How to recover from unreachable Kafka in reactive producer with transactions?

1k Views Asked by At

I have a simple reactive Kafka producer and I need it to manually commit the transaction. Following the javadoc in Reactor Kafka for method begin() I created a producer method

@Autowired
private ReactiveKafkaProducerTemplate<String, String> kafkaTemplate;

public Mono<Void> send(String message) {
    return kafkaTemplate.transactionManager()
            .begin()
            .then(kafkaTemplate.send("my.test.topic", message))
            .then(kafkaTemplate.transactionManager().commit());
}

and its configuration is

@Bean
public ReactiveKafkaProducerTemplate<String, String> reactiveKafkaProducerTemplate() {
    Map<String, Object> props = new HashMap<>();
    props.put(ProducerConfig.BOOTSTRAP_SERVERS_CONFIG, "http://localhost:9092");
    props.put(ProducerConfig.KEY_SERIALIZER_CLASS_CONFIG, StringSerializer.class);
    props.put(ProducerConfig.VALUE_SERIALIZER_CLASS_CONFIG, JsonSerializer.class);
    props.put(ProducerConfig.TRANSACTIONAL_ID_CONFIG, "producer-tx-1");

    return new ReactiveKafkaProducerTemplate<>(SenderOptions.create(props));
}

It's working well, I'm sending messages into Kafka. But now I need to protect it from potential Kafka/network outages in our company. To simulate this I stopped my Kafka docker, send a message and after some time start Kafka again. But weird things are happening.
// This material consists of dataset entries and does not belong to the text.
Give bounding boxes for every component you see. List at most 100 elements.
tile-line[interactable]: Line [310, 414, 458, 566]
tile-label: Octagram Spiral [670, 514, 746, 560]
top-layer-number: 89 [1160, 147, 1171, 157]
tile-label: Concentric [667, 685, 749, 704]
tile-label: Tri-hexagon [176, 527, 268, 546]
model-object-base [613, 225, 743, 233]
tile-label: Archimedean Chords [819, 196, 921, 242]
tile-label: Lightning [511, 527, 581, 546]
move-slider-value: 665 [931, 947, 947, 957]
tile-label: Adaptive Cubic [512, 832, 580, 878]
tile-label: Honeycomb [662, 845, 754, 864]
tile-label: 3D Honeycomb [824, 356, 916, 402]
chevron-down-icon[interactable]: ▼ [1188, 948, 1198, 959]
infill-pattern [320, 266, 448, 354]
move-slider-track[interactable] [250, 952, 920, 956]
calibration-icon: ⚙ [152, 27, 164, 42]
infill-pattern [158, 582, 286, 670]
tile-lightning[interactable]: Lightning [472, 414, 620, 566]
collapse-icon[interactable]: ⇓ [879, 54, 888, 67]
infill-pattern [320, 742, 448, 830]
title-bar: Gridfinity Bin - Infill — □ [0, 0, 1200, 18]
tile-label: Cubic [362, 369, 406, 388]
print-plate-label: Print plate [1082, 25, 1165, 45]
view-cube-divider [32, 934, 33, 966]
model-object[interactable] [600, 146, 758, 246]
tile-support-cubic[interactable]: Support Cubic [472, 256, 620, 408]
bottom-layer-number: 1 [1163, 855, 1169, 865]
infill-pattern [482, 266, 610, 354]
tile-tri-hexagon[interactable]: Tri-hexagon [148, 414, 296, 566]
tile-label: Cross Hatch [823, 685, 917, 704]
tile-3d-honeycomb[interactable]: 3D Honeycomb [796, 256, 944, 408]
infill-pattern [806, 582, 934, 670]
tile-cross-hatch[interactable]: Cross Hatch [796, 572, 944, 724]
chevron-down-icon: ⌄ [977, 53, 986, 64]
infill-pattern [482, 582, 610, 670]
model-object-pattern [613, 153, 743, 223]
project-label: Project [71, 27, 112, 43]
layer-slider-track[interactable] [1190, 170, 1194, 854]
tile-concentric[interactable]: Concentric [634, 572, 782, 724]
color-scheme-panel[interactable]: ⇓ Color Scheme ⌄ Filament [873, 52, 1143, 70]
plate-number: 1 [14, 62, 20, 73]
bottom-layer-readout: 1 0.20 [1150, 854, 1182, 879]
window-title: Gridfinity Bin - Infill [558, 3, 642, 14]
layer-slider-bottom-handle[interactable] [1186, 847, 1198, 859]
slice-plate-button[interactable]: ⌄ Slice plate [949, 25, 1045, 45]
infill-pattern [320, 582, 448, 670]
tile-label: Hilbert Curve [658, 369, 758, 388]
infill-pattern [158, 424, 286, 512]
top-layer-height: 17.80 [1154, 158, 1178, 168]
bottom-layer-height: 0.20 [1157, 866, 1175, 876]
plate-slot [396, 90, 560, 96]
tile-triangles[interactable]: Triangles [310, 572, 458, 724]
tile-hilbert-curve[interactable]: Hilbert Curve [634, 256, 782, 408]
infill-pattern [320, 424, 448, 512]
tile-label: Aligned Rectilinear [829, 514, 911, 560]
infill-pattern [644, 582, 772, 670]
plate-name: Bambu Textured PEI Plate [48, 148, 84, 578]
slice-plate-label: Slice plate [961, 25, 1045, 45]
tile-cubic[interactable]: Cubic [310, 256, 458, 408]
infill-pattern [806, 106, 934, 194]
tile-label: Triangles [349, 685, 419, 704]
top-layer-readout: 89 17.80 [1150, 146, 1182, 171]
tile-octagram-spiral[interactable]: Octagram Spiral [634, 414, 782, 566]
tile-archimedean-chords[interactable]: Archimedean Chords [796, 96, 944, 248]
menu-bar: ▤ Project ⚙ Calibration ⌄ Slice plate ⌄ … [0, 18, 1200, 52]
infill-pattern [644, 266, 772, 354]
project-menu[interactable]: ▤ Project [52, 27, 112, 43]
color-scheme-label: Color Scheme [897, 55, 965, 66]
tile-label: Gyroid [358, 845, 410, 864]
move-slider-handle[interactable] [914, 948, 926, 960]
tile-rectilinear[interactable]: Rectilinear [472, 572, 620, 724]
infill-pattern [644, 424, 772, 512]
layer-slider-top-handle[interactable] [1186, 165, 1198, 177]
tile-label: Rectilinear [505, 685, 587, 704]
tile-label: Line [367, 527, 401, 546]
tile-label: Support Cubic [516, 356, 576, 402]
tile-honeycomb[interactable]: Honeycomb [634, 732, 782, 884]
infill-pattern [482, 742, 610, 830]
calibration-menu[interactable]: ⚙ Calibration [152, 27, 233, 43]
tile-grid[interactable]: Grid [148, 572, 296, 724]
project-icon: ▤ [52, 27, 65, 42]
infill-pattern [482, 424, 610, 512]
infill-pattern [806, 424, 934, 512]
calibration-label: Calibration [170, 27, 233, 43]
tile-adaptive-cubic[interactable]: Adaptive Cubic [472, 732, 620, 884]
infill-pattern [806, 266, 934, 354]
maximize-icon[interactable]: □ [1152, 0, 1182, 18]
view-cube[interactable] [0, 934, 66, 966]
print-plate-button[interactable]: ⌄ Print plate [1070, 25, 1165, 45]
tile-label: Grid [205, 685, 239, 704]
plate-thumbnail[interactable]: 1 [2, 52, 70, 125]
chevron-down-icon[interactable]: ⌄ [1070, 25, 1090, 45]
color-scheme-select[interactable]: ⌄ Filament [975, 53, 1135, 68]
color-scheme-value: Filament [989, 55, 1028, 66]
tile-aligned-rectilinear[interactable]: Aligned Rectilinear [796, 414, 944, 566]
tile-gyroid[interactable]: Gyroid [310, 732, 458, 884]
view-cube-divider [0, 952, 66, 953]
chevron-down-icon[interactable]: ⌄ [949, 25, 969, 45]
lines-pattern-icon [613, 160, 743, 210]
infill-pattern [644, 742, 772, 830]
There are 3 possible scenarios I encounter:

  1. When I start Kafka within a minute or so the producer recovers the connection and transaction and sending finish well
  2. When I wait longer (~3 - 4 minutes) the sender fails with
org.apache.kafka.common.errors.TimeoutException: Expiring 1 record(s) for my.test.topic-0:219057 ms has passed since batch creation

This state is unrecoverable, every followup attempt fails at

org.apache.kafka.common.KafkaException: Cannot execute transactional method because we are in an error state

I have to restart the application

  1. When user cancels the request (i.e. the REST call that is triggering this send) and then the Kafka comes up again, every followup request fails with
TransactionalId producer-tx-1: Invalid transition attempted from state IN_TRANSACTION to state IN_TRANSACTION

This state is also unrecoverable, I have to restart the application.

Question

How to recover from this situation? What I'd like to achieve is that the producer waits f.e. 20 seconds and if the connection isn't re-established then just throw exception and discard the request. And most of all, the system shouldn't collapse from unreachable Kafka.

What I tried

At first I thought that I need to manually abort the transaction with kafkaTemplate.transactionManager().abort() in some .doOnError() but this didn't work (and f.e. in scenario 3. the code doesn't throw any exception). Then I played around with ProducerConfig trying TRANSACTION_TIMEOUT_CONFIG, REQUEST_TIMEOUT_MS_CONFIG or DELIVERY_TIMEOUT_MS_CONFIG but the request didn't timeout, not sure what I did wrong.

1

There are 1 best solutions below

0
On
  1. This is because the default delivery.timeout.ms is 2 minutes.

  2. After that time, you will need to create a new producer and dispose of the old one.